Ana wants a concept of a default Gateway.

Gateway API currently requires every north/south Route object to explicitly specify its parent Gateway. This is helpful in that it removes ambiguity, but it's less helpful in that Ana is stuck constantly explicitly configuring a thing that she probably doesn't care much about: in a great many cases, Ana just wants to create a Route that "works from the outside world" and she really doesn't care what the Gateway is called.

Therefore, Ana would like a way to be able to rely on a default Gateway that she doesn't have to explicitly name, and can simply trust to exist.

Goals

  • Give Ana a way to use Gateway API without having to explicitly specify a Gateway for every Route, ideally without mutating Routes.

  • Give Ana an easy way to determine which Gateway is the default, and which of her Routes are bound to it.

  • Continue supporting multiple Gateways in a cluster, while allowing exactly one of them to be the default Gateway.

  • Allow Chihiro to retain control over which Gateway is the default, so that they can ensure that it meets their requirements for security, performance, and other operational concerns.

  • Allow Chihiro to choose not to provide a default Gateway.

  • Allow Chihiro to rename, reconfigure, or replace the default Gateway at runtime.

  • If Chihiro renames the default Gateway, Routes using the default Gateway MUST remain bound to the new default Gateway.

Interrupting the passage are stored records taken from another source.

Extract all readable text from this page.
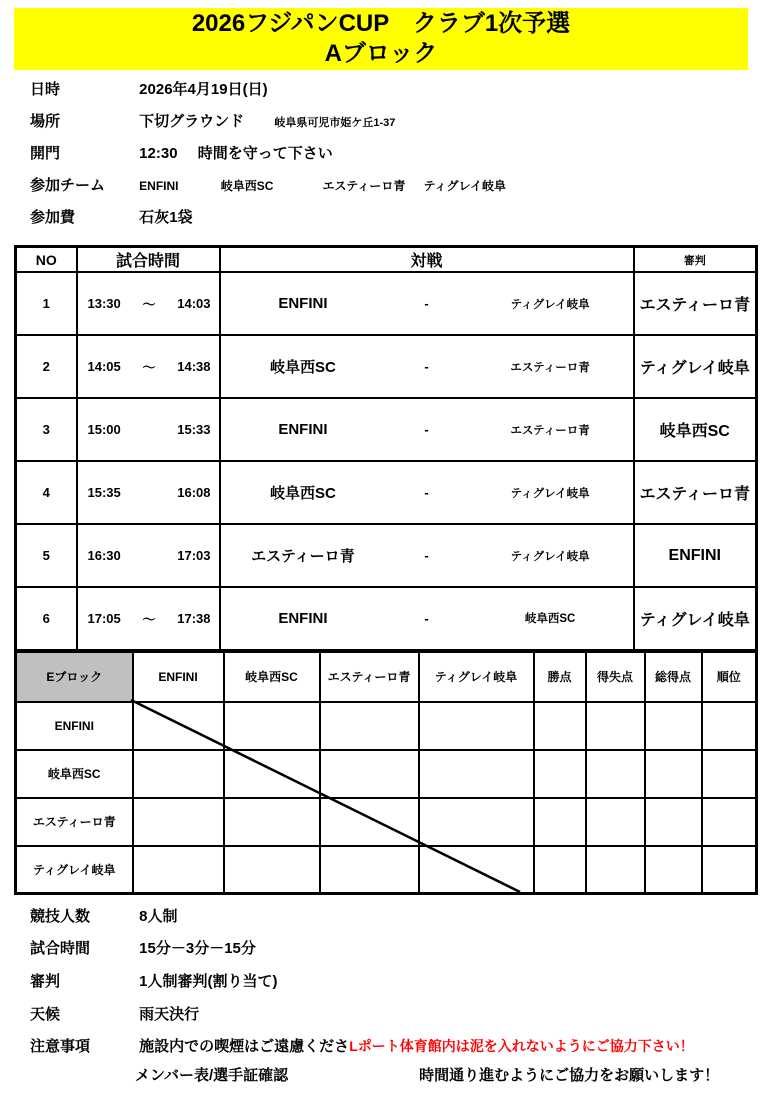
2026フジパンCUP　クラブ1次予選
Aブロック
日時	2026年4月19日(日)
場所	下切グラウンド	岐阜県可児市姫ケ丘1-37
開門	12:30 時間を守って下さい
参加チーム	ENFINI	岐阜西SC	エスティーロ青 ティグレイ岐阜
参加費	石灰1袋
NO	試合時間	対戦	審判
1	13:30 ～ 14:03	ENFINI - ティグレイ岐阜	エスティーロ青
2	14:05 ～ 14:38	岐阜西SC - エスティーロ青	ティグレイ岐阜
3	15:00 15:33	ENFINI - エスティーロ青	岐阜西SC
4	15:35 16:08	岐阜西SC - ティグレイ岐阜	エスティーロ青
5	16:30 17:03	エスティーロ青 - ティグレイ岐阜	ENFINI
6	17:05 ～ 17:38	ENFINI - 岐阜西SC	ティグレイ岐阜
Eブロック	ENFINI	岐阜西SC	エスティーロ青	ティグレイ岐阜	勝点	得失点	総得点	順位
ENFINI								
岐阜西SC								
エスティーロ青								
ティグレイ岐阜								
競技人数	8人制
試合時間	15分－3分－15分
審判	1人制審判(割り当て)
天候	雨天決行
注意事項	施設内での喫煙はご遠慮くださLポート体育館内は泥を入れないようにご協力下さい！
メンバー表/選手証確認	時間通り進むようにご協力をお願いします！
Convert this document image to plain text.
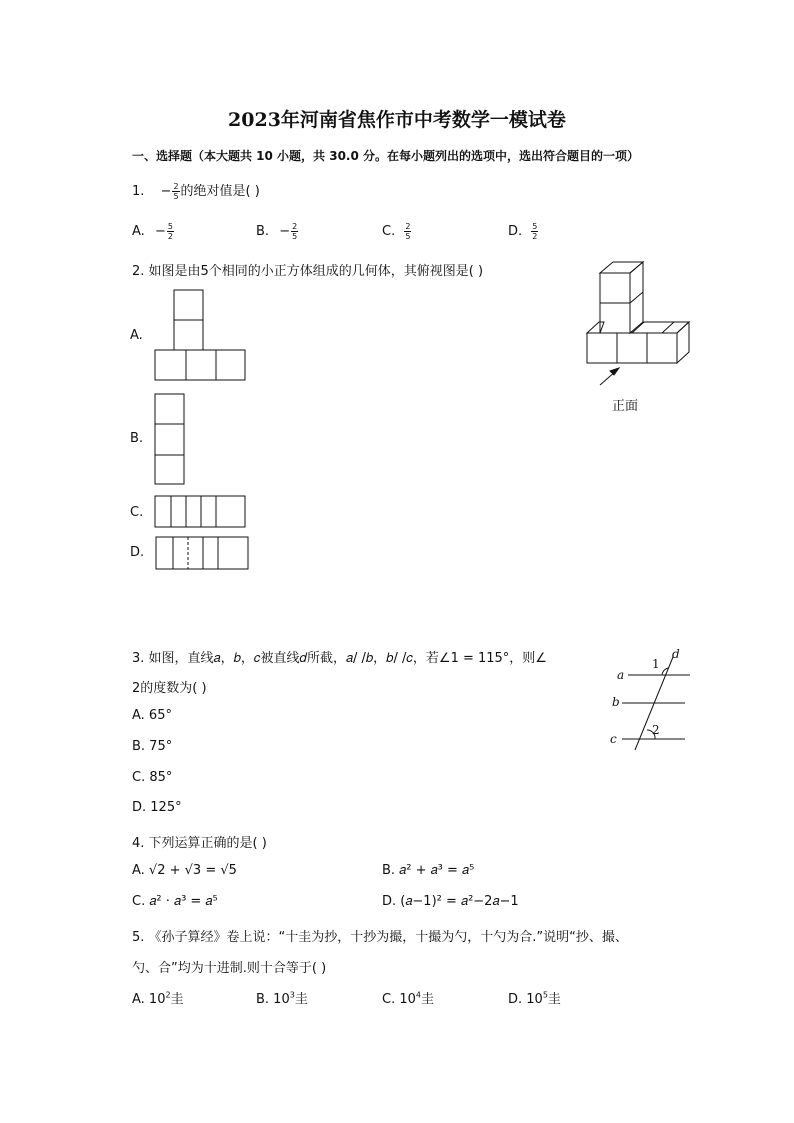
2023年河南省焦作市中考数学一模试卷
一、选择题（本大题共 10 小题，共 30.0 分。在每小题列出的选项中，选出符合题目的一项）
1. − $\frac{2}{5}$ 的绝对值是( )
A. − $\frac{5}{2}$	B. − $\frac{2}{5}$	C. $\frac{2}{5}$	D. $\frac{5}{2}$
2. 如图是由5个相同的小正方体组成的几何体，其俯视图是( )
A.
B.
C.
D.
正面
3. 如图，直线𝑎，𝑏，𝑐被直线𝑑所截，𝑎/ /𝑏，𝑏/ /𝑐，若∠1 = 115°，则∠
2的度数为( )
A. 65°
B. 75°
C. 85°
D. 125°
a
b
c
d
1
2
4. 下列运算正确的是( )
A. √2 + √3 = √5	B. 𝑎² + 𝑎³ = 𝑎⁵
C. 𝑎² · 𝑎³ = 𝑎⁵	D. (𝑎−1)² = 𝑎²−2𝑎−1
5. 《孙子算经》卷上说：“十圭为抄，十抄为撮，十撮为勺，十勺为合.”说明“抄、撮、
勺、合”均为十进制.则十合等于( )
A. $10^2$圭	B. $10^3$圭	C. $10^4$圭	D. $10^5$圭
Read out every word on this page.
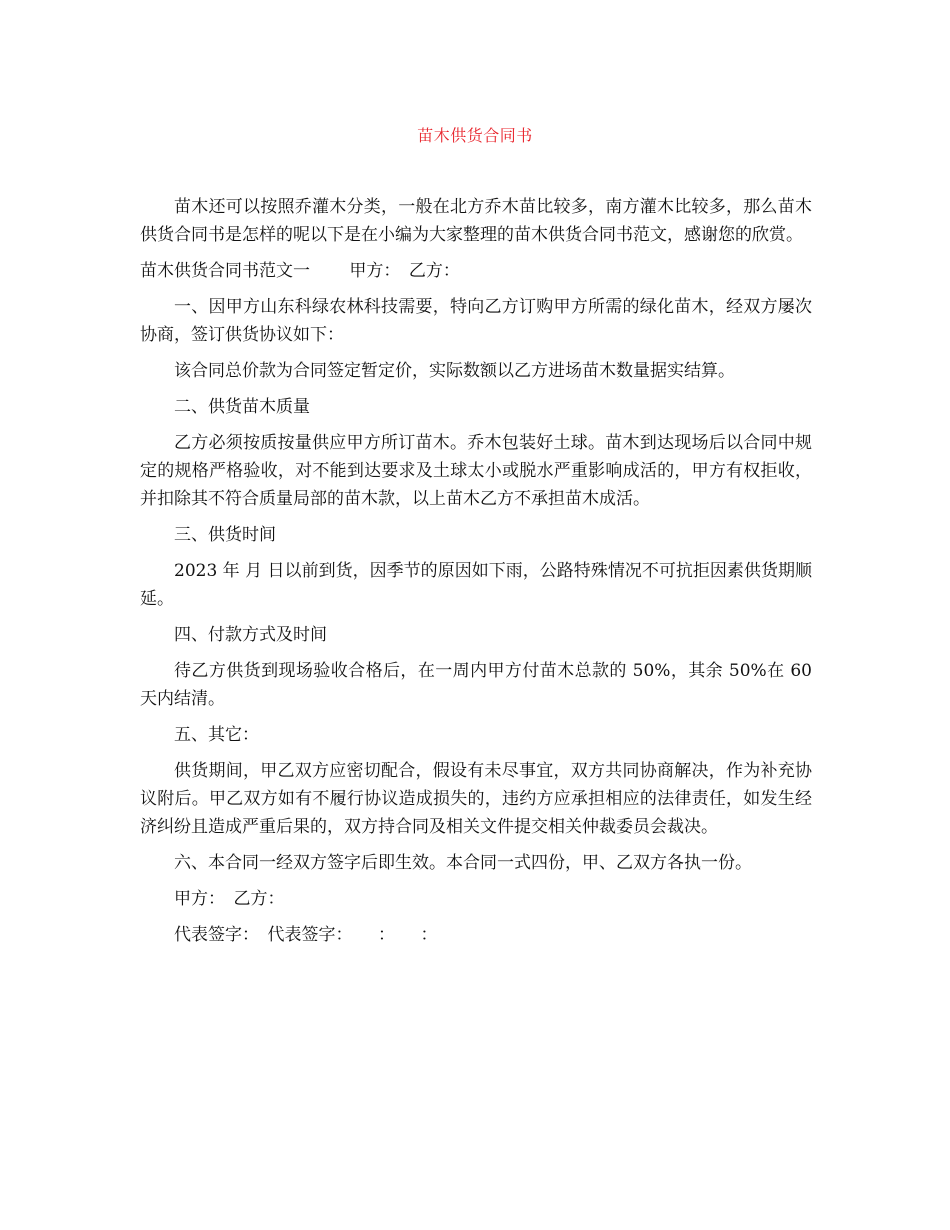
苗木供货合同书

苗木还可以按照乔灌木分类，一般在北方乔木苗比较多，南方灌木比较多，那么苗木供货合同书是怎样的呢以下是在小编为大家整理的苗木供货合同书范文，感谢您的欣赏。

苗木供货合同书范文一　　 甲方：　乙方：

一、因甲方山东科绿农林科技需要，特向乙方订购甲方所需的绿化苗木，经双方屡次协商，签订供货协议如下：

该合同总价款为合同签定暂定价，实际数额以乙方进场苗木数量据实结算。

二、供货苗木质量

乙方必须按质按量供应甲方所订苗木。乔木包装好土球。苗木到达现场后以合同中规定的规格严格验收，对不能到达要求及土球太小或脱水严重影响成活的，甲方有权拒收，并扣除其不符合质量局部的苗木款，以上苗木乙方不承担苗木成活。

三、供货时间

2023 年 月 日以前到货，因季节的原因如下雨，公路特殊情况不可抗拒因素供货期顺延。

四、付款方式及时间

待乙方供货到现场验收合格后，在一周内甲方付苗木总款的 50%，其余 50%在 60 天内结清。

五、其它：

供货期间，甲乙双方应密切配合，假设有未尽事宜，双方共同协商解决，作为补充协议附后。甲乙双方如有不履行协议造成损失的，违约方应承担相应的法律责任，如发生经济纠纷且造成严重后果的，双方持合同及相关文件提交相关仲裁委员会裁决。

六、本合同一经双方签字后即生效。本合同一式四份，甲、乙双方各执一份。

甲方：　乙方：

代表签字：　代表签字：　　：　　：
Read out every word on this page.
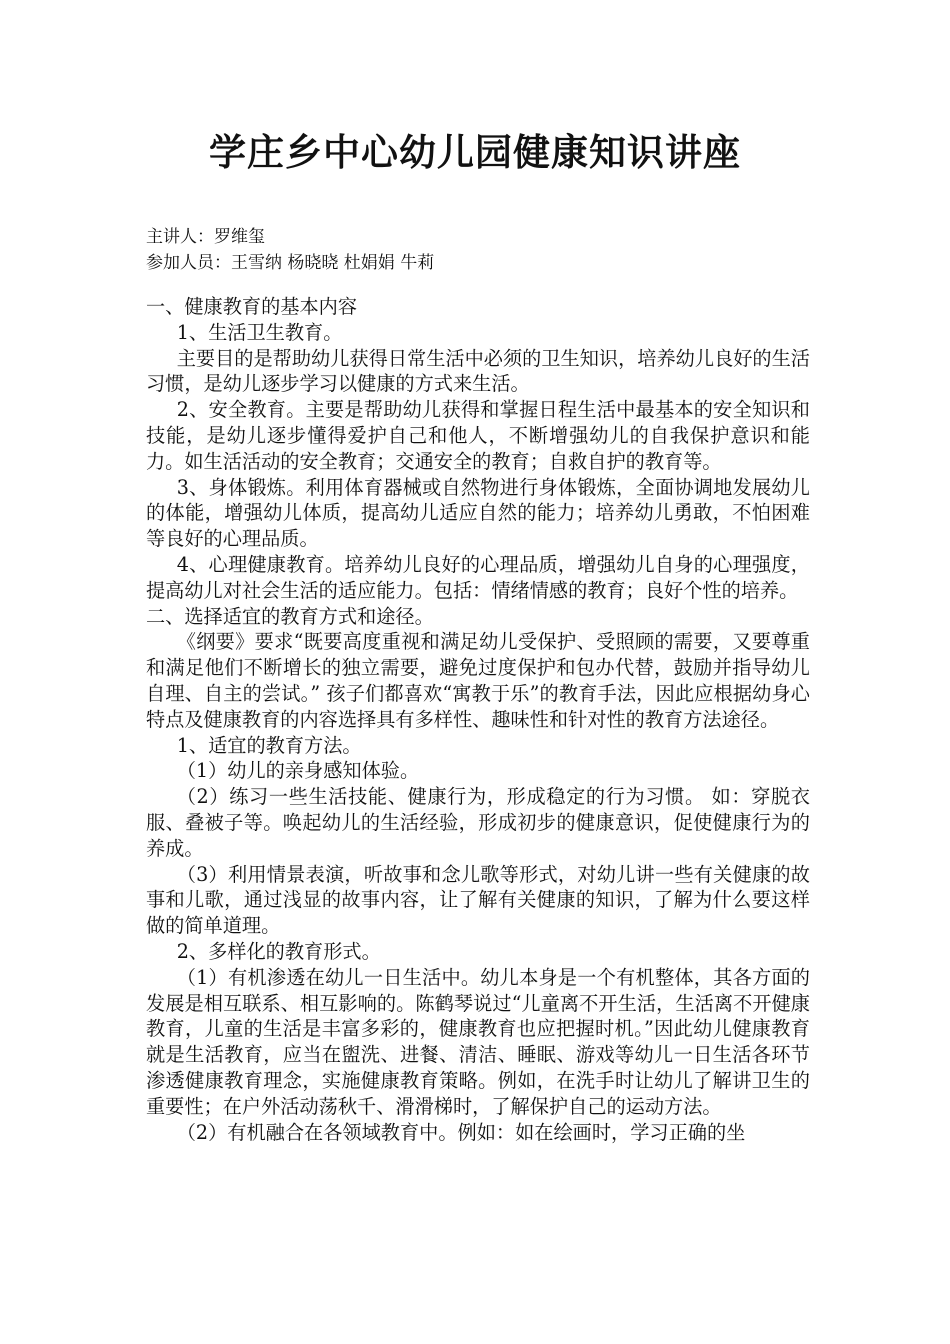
学庄乡中心幼儿园健康知识讲座
主讲人：罗维玺
参加人员：王雪纳 杨晓晓 杜娟娟 牛莉

一、健康教育的基本内容

1、生活卫生教育。

主要目的是帮助幼儿获得日常生活中必须的卫生知识，培养幼儿良好的生活习惯，是幼儿逐步学习以健康的方式来生活。

2、安全教育。主要是帮助幼儿获得和掌握日程生活中最基本的安全知识和技能，是幼儿逐步懂得爱护自己和他人，不断增强幼儿的自我保护意识和能力。如生活活动的安全教育；交通安全的教育；自救自护的教育等。

3、身体锻炼。利用体育器械或自然物进行身体锻炼，全面协调地发展幼儿的体能，增强幼儿体质，提高幼儿适应自然的能力；培养幼儿勇敢，不怕困难等良好的心理品质。

4、心理健康教育。培养幼儿良好的心理品质，增强幼儿自身的心理强度，提高幼儿对社会生活的适应能力。包括：情绪情感的教育；良好个性的培养。

二、选择适宜的教育方式和途径。

《纲要》要求“既要高度重视和满足幼儿受保护、受照顾的需要，又要尊重和满足他们不断增长的独立需要，避免过度保护和包办代替，鼓励并指导幼儿自理、自主的尝试。” 孩子们都喜欢“寓教于乐”的教育手法，因此应根据幼身心特点及健康教育的内容选择具有多样性、趣味性和针对性的教育方法途径。

1、适宜的教育方法。

（1）幼儿的亲身感知体验。

（2）练习一些生活技能、健康行为，形成稳定的行为习惯。 如：穿脱衣服、叠被子等。唤起幼儿的生活经验，形成初步的健康意识，促使健康行为的养成。

（3）利用情景表演，听故事和念儿歌等形式，对幼儿讲一些有关健康的故事和儿歌，通过浅显的故事内容，让了解有关健康的知识，了解为什么要这样做的简单道理。

2、多样化的教育形式。

（1）有机渗透在幼儿一日生活中。幼儿本身是一个有机整体，其各方面的发展是相互联系、相互影响的。陈鹤琴说过“儿童离不开生活，生活离不开健康教育，儿童的生活是丰富多彩的，健康教育也应把握时机。”因此幼儿健康教育就是生活教育，应当在盥洗、进餐、清洁、睡眠、游戏等幼儿一日生活各环节渗透健康教育理念，实施健康教育策略。例如，在洗手时让幼儿了解讲卫生的重要性；在户外活动荡秋千、滑滑梯时，了解保护自己的运动方法。

（2）有机融合在各领域教育中。例如：如在绘画时，学习正确的坐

Ana shouldn't need to go recreate all her Routes just because Chihiro is being indecisive.

  • Determine how (or if) to signal changes in functionality if the default Gateway implementation is changed. For example, suppose that Chihiro switches the default Gateway from an implementation that supports the HTTPRoutePhaseOfTheMoon filter to an implementation that does not.

    (Note that this problem is not unique to default Gateways; it affects explicitly-named Gateways as well.)

  • Allow Chihiro to control which Routes may bind to the default Gateway, and to enumerate which Routes are currently bound to the default Gateway.

  • Support easy interoperation with common CI/CD and GitOps workflows.

  • Define how (or if) listener and Gateway merging applies to a default Gateway.

Non-Goals

  • Support multiple "default" Gateways in a single cluster. If Ana has to make a choice about which Gateway she wants to use, she'll need to be explicit about that.

Loosening this restriction later is a possibility. For example, we may later want to consider allowing a default Gateway per namespace, or a default Gateway per implementation running in a cluster. However, these examples are not in scope for this GEP, in order to have a fighting chance of getting functionality into Gateway API 1.4.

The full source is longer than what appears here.